All great responses. I would only add that you need to reinforce to your client the absolute need to be patient. 1-2 pounds/wk weight loss is what the research suggests is the maximal effective rate. So it takes time. Try to help your client recognize that all of the magic rapid weight loss approaches are not based on research, they’re based on marketing.
All of the above answers are great.
You may want to try some tactical strategies for emotional strength and resiliency. You want the client to have more energy to accomplish his daily work and enjoy his social
life. This means getting him connected to what he values most in his life and how having more energy will allow him to live a more fullfilling life.
You do not need to do the work here, he does. Ask him to write a mission statement, something with an emotional pull. It can be several sentences or one. Ask him if he will share it with you.
Does his statement illicit excitment from him, or is it just a rote response. The mission statement is his touchstone during the challenging times ahead. Something he can use to pull him forward when he is discouraged. Make sure he understands that this is not easy work, but that having a heartfelt intrinsic value attached to the work will help him sail more smoothly.
You’ve received great insight from the others on exercise and nutrition starting points and things to consider.
I would add this, be sure to lay out clear, easily attainable goals.

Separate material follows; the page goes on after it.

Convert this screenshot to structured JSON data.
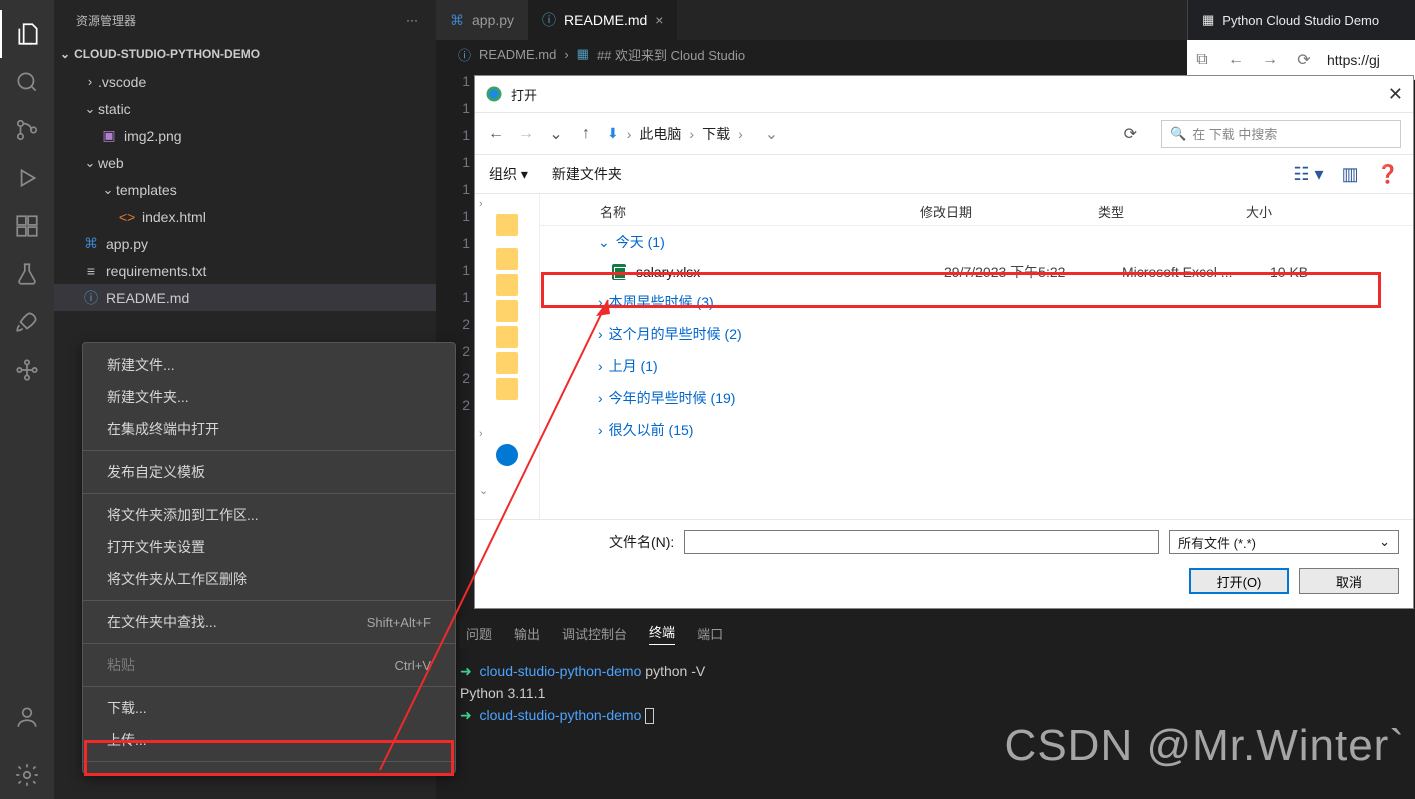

He has probably tried losing the weight before and not been able to. He’s probably not even sure working with you will change that. After all, all his experiences have taught him that he CAN’T lose weight.
Find out why he wants to lose the weight. What has he tried before? Why has t it worked? Why does he think this time will be different? What does he think he may have to give up or change to make that happen? Is he willing to do that? How? What will make this time different? What will he do differently? And what can he do today to get closer to that goal?
It’s as much about understanding his motivation and his obstacles, as it is what he wants to achieve and knowing how to get there.
Enjoy the learning process. I often find that I learn as much from my difficult clients as they do!
I think the others have good points with regard to the physical work that needs to be done. This client came to you for help, so that is a great first step, and one that I, personally would embrace. Try to build a rapport and make a connection with him–he needs the support and you are a catalyst for helping him make some changes that will lead him to better health.
In addition, I would look at the individual aspects of your question:
If he does not eat well, perhaps you could guide him with a few healthy options or give him some suggestions to make better choices when at work. A little planning on his part could help.
If your client is busy, and we all are, than perhaps you could put together an exercise program that he could manage to fit in on the days that he does not train with you. Make it specific, and give him homework. Let him know that he will see immediate benefits of exercise such as better sleep, reduced stress (a good benefit for him), and more energy. Once he starts seeing changes, this may help his motivation level.
Ultimately, yes, it will be up to him to make these changes and we can only do so much–your client has to be ready to make those changes. But, you are a good influence to get him started down the road to health.